Date: Tue, 31 Jan 1995 09:14:09 -0800 (PST)
From: Chianne Chen
Subject: Brain Bender

My calculus teacher Ms.McComb gave up this problem.  Please help me solve it.

The game of NIM is played with a bunch of beans.  The first player 
separates the total number of beans into separate piles (anyway he or she 
wants).  The second player specifies whether winning consists of taking 
the last bean or avoiding the last bean.  The second player also gets to 
move first.

Each move, the player whose turn it is, must choose one pile of beans and 
remove anywhere from one bean to all the beans in the pile.  She or he 
may not pass, and may not remove beans from two or more different piles.  

My teacher claims she can always win the game if she gets to be the 
second player.  Is she telling the truth?  If no, give an example, where 
no matter how she plays, she loses.  If yes, what specific strategy might 
she use to guarantee success?

Thank you, I, Chianne Chen, am at

From: Dr. Ken
Date: Thu, 2 Feb 1995 21:32:14 -0500 (EST)
Subject: Re: Brain Bender

Hello there!

Before starting on this problem, I need to clarify one rule of the game.
When you say "whether winning consists of taking the last bean or avoiding
the last bean," do you mean the last bean in any one pile, or the last bean
in _any_ pile?

From: Chianne Chen
Date: Mon, 6 Feb 1995 08:42:03 -0800 (PST)
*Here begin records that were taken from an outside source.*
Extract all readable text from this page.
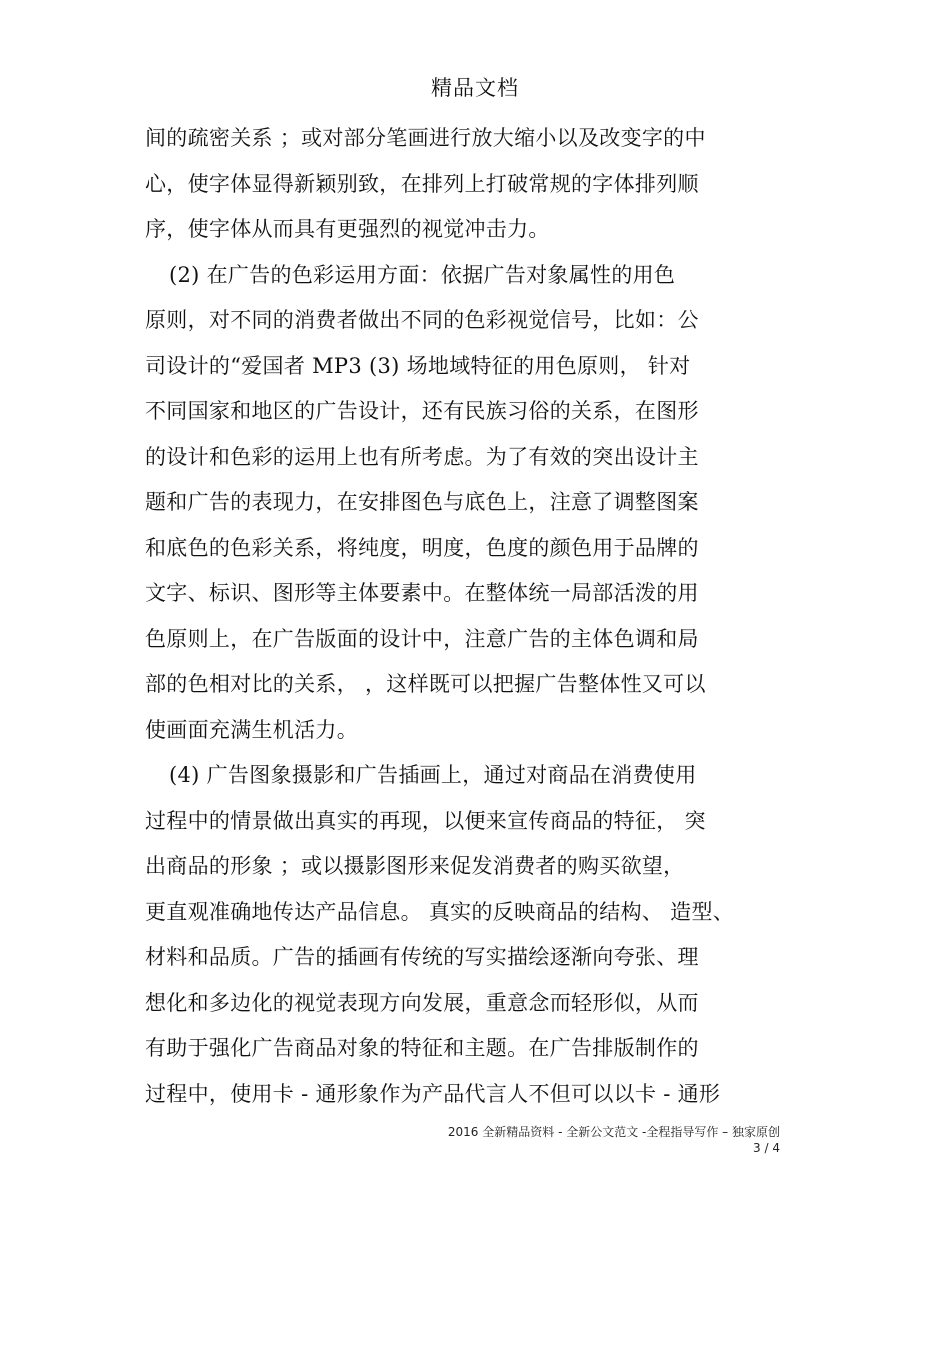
精品文档
间的疏密关系 ；或对部分笔画进行放大缩小以及改变字的中
心，使字体显得新颖别致，在排列上打破常规的字体排列顺
序，使字体从而具有更强烈的视觉冲击力。
(2) 在广告的色彩运用方面：依据广告对象属性的用色
原则，对不同的消费者做出不同的色彩视觉信号，比如：公
司设计的“爱国者 MP3 (3) 场地域特征的用色原则， 针对
不同国家和地区的广告设计，还有民族习俗的关系，在图形
的设计和色彩的运用上也有所考虑。为了有效的突出设计主
题和广告的表现力，在安排图色与底色上，注意了调整图案
和底色的色彩关系，将纯度，明度，色度的颜色用于品牌的
文字、标识、图形等主体要素中。在整体统一局部活泼的用
色原则上，在广告版面的设计中，注意广告的主体色调和局
部的色相对比的关系， ，这样既可以把握广告整体性又可以
使画面充满生机活力。
(4) 广告图象摄影和广告插画上，通过对商品在消费使用
过程中的情景做出真实的再现，以便来宣传商品的特征， 突
出商品的形象 ；或以摄影图形来促发消费者的购买欲望，
更直观准确地传达产品信息。 真实的反映商品的结构、 造型、
材料和品质。广告的插画有传统的写实描绘逐渐向夸张、理
想化和多边化的视觉表现方向发展，重意念而轻形似，从而
有助于强化广告商品对象的特征和主题。在广告排版制作的
过程中，使用卡 - 通形象作为产品代言人不但可以以卡 - 通形
2016 全新精品资料 - 全新公文范文 -全程指导写作 – 独家原创
3 / 4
Going back to your rule, I mean the last bean in "any one pile"
Please write back soon, thank you

                                        Chianne Chen

From: Dr. Ken
Date: Sat, 25 Mar 1995 16:39:21 -0500 (EST)
Subject: Re: Brain Bender

Hello there!

I must apologize for talking such an incredibly long time in answering your
question.  Our service is relatively new, and we've been trying to figure
out how best to deal with processing the questions.  Hopefully we'll work
out the kinks soon.

I'll adopt the following notation: {1,2,4} means that there is one pile with
1 bean in it, one pile with 2 beans in it, and one pile with 4 beans in it.
{1,2,4,4} would be the same thing, but now there are two piles with 4 beans
in them.

Here are some thoughts about your problem.  In problems like this (where one
player is competing _against_ another player, instead of cooperating), it's
often helpful to look at the final few moves of the game.  For instance, if
it's {1,1,1} and it's your teacher's move, can she win?  I suppose that
depends on what she has declared to be the object of the game.  If the
object is to take the last bean, she's got it.  If the object is to not take
the last bean, she's sunk.  So if this were the very first move of the game,
she could guarantee winning just by determining the object of the game.
Moreover, if there are any number of piles with only one bean in each pile,
she can guarantee winning just by choosing the object of the game.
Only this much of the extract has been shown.